A life settlement is only a good deal for those who have no beneficiaries or estate needs of any kind. If you take into account both family and charitable aspirations, this is a very small market. If an old man has heirs that he wants to benefit, or any other estate needs, then life settlements are not a suitable strategy. Instead, the old man should whatever he can to keep the policy going, just like the investors would do if they got it.
Some bad guys in the life settlement market cannot leave well alone. Because there simply are not enough seniors who are situated like the old man, i.e., have a large life insurance policy which they cannot afford to keep going, these bad guys look to basically "grow" future life settlements by arranging slick-sounding deals to encourage people who don't even have much life insurance yet to buy life insurance with the idea that later they will sell it. With these arrangements, known as SOLI, short for "Stranger-Owned Life Insurance", life insurance truly does become a pure investment with the policies grown like so many fields of corporate bonds awaiting future harvest.

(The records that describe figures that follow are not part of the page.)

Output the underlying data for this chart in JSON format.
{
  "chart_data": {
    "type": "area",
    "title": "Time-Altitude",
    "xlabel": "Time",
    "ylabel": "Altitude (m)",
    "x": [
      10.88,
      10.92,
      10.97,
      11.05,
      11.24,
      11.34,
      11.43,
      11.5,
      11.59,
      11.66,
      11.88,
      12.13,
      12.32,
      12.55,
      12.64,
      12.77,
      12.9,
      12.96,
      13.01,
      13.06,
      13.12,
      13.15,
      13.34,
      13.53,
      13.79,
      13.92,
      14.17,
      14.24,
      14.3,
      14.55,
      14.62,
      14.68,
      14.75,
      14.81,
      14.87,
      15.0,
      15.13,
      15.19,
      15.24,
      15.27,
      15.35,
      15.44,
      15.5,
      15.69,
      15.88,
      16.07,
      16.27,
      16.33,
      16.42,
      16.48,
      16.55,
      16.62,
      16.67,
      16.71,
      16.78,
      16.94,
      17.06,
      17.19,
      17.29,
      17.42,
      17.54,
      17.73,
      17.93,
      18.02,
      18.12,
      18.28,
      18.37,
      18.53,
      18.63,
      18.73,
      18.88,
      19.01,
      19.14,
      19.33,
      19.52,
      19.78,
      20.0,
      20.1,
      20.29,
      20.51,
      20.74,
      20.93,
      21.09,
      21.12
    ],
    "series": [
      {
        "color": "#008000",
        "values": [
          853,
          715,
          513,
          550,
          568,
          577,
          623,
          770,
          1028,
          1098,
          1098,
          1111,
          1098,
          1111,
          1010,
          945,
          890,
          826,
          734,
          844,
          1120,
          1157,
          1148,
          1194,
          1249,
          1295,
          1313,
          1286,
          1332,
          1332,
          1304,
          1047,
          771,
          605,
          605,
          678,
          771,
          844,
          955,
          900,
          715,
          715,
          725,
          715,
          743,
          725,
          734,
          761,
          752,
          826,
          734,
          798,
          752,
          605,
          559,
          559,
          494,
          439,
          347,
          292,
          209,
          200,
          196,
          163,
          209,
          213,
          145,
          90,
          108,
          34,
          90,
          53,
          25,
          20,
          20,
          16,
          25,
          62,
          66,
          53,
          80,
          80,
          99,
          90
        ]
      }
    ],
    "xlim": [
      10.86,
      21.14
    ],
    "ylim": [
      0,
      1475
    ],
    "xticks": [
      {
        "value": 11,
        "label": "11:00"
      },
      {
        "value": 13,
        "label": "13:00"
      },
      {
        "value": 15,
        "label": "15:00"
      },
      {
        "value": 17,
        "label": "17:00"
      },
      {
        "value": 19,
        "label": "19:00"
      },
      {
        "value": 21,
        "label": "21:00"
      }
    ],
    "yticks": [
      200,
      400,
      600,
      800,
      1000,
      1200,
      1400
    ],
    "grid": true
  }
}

SOLI is a hot topic product right now among many life insurance agents who cater to wealthy people, since they can be pitched that they can get a very high level of insurance for two years, thus allowing the policy to mature past the non-contestability period, and then also make a tidy profit up front just for engaging in the transaction. If they don't have the money on hand to buy the life insurance policy up front, that's still no problem as the investors will lend them the money, subject to taking the policy after the two years in repayment of the loan. This means basically Free Money for those who allow life insurance policies to be bought on their lives.

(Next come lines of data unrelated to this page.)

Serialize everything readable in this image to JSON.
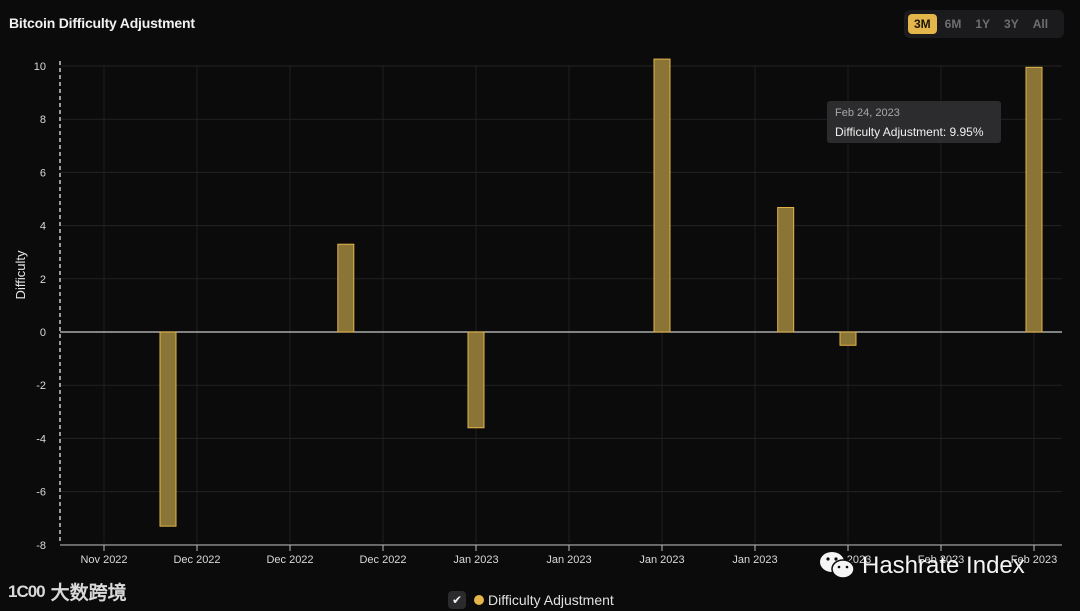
{
  "header": {
    "title": "Bitcoin Difficulty Adjustment",
    "ranges": [
      {
        "label": "3M",
        "active": true
      },
      {
        "label": "6M",
        "active": false
      },
      {
        "label": "1Y",
        "active": false
      },
      {
        "label": "3Y",
        "active": false
      },
      {
        "label": "All",
        "active": false
      }
    ]
  },
  "chart_data": {
    "type": "bar",
    "ylabel": "Difficulty",
    "ylim": [
      -8,
      10
    ],
    "yticks": [
      10,
      8,
      6,
      4,
      2,
      0,
      -2,
      -4,
      -6,
      -8
    ],
    "xticks": [
      "Nov 2022",
      "Dec 2022",
      "Dec 2022",
      "Dec 2022",
      "Jan 2023",
      "Jan 2023",
      "Jan 2023",
      "Jan 2023",
      "Feb 2023",
      "Feb 2023",
      "Feb 2023"
    ],
    "series": [
      {
        "name": "Difficulty Adjustment",
        "color": "#e3b54a",
        "points": [
          {
            "tick": 1,
            "value": -7.3
          },
          {
            "tick": 2.6,
            "value": 3.3
          },
          {
            "tick": 4,
            "value": -3.6
          },
          {
            "tick": 6,
            "value": 10.26
          },
          {
            "tick": 7.33,
            "value": 4.68
          },
          {
            "tick": 8,
            "value": -0.5
          },
          {
            "tick": 10,
            "value": 9.95
          }
        ]
      }
    ],
    "grid": true,
    "legend_position": "bottom-center"
  },
  "tooltip": {
    "date": "Feb 24, 2023",
    "text": "Difficulty Adjustment: 9.95%"
  },
  "legend": {
    "check": "✔",
    "label": "Difficulty Adjustment"
  },
  "watermarks": {
    "left_logo": "1C00",
    "left_text": "大数跨境",
    "right_text": "Hashrate Index"
  }
}
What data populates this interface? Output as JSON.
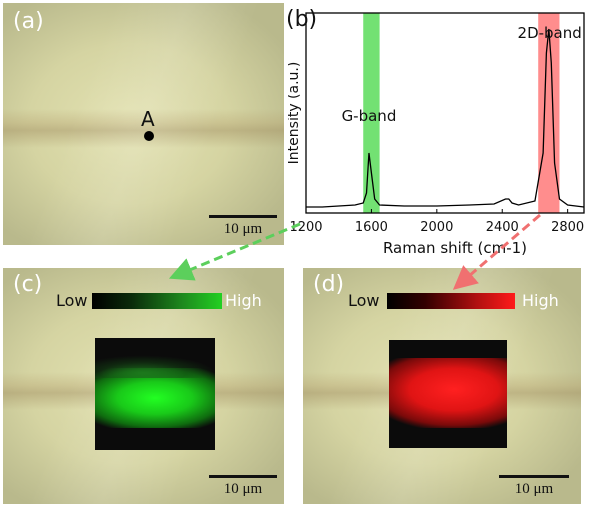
{
  "panels": {
    "a": {
      "label": "(a)",
      "point_label": "A",
      "scale_label": "10 μm"
    },
    "b": {
      "label": "(b)"
    },
    "c": {
      "label": "(c)",
      "low_label": "Low",
      "high_label": "High",
      "scale_label": "10 μm"
    },
    "d": {
      "label": "(d)",
      "low_label": "Low",
      "high_label": "High",
      "scale_label": "10 μm"
    }
  },
  "colors": {
    "g_band": "#00c800",
    "2d_band": "#ff3030",
    "spectrum_line": "#000000"
  },
  "chart_data": {
    "type": "line",
    "title": "",
    "xlabel": "Raman shift (cm-1)",
    "ylabel": "Intensity (a.u.)",
    "xlim": [
      1200,
      2900
    ],
    "x_ticks": [
      1200,
      1600,
      2000,
      2400,
      2800
    ],
    "y_ticks": "none",
    "highlight_bands": [
      {
        "name": "G-band",
        "range": [
          1550,
          1650
        ]
      },
      {
        "name": "2D-band",
        "range": [
          2620,
          2750
        ]
      }
    ],
    "annotations": [
      {
        "text": "G-band",
        "x": 1585
      },
      {
        "text": "2D-band",
        "x": 2690
      }
    ],
    "series": [
      {
        "x": [
          1200,
          1300,
          1400,
          1500,
          1550,
          1570,
          1585,
          1600,
          1620,
          1650,
          1800,
          2000,
          2200,
          2350,
          2420,
          2440,
          2460,
          2500,
          2600,
          2650,
          2670,
          2685,
          2700,
          2720,
          2750,
          2800,
          2900
        ],
        "y": [
          0.03,
          0.03,
          0.035,
          0.04,
          0.05,
          0.1,
          0.3,
          0.2,
          0.07,
          0.04,
          0.035,
          0.035,
          0.04,
          0.045,
          0.07,
          0.07,
          0.05,
          0.04,
          0.06,
          0.3,
          0.8,
          0.92,
          0.75,
          0.25,
          0.07,
          0.04,
          0.03
        ]
      }
    ]
  }
}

The problem is that this is precisely the sort of thing which can, and should, draw Congress' attention to allowing life insurance to grow tax-free. Why these life insurance policies are allowed a tax-free build-up is anybody's guess, since they really are a pure investment that have little to do with protecting the family from the insured's death. Indeed, because of insurable interest requirements for the initial issuance of the policy, most of the people who are approached to engage in this type of transaction already have a large enough estate that they don't need these policies to protect their families, and indeed are almost immediately cashing out of them. In these situations, the life insurance really is no different than a corporate bond, and there really is no sensible reason that they should be taxed much differently.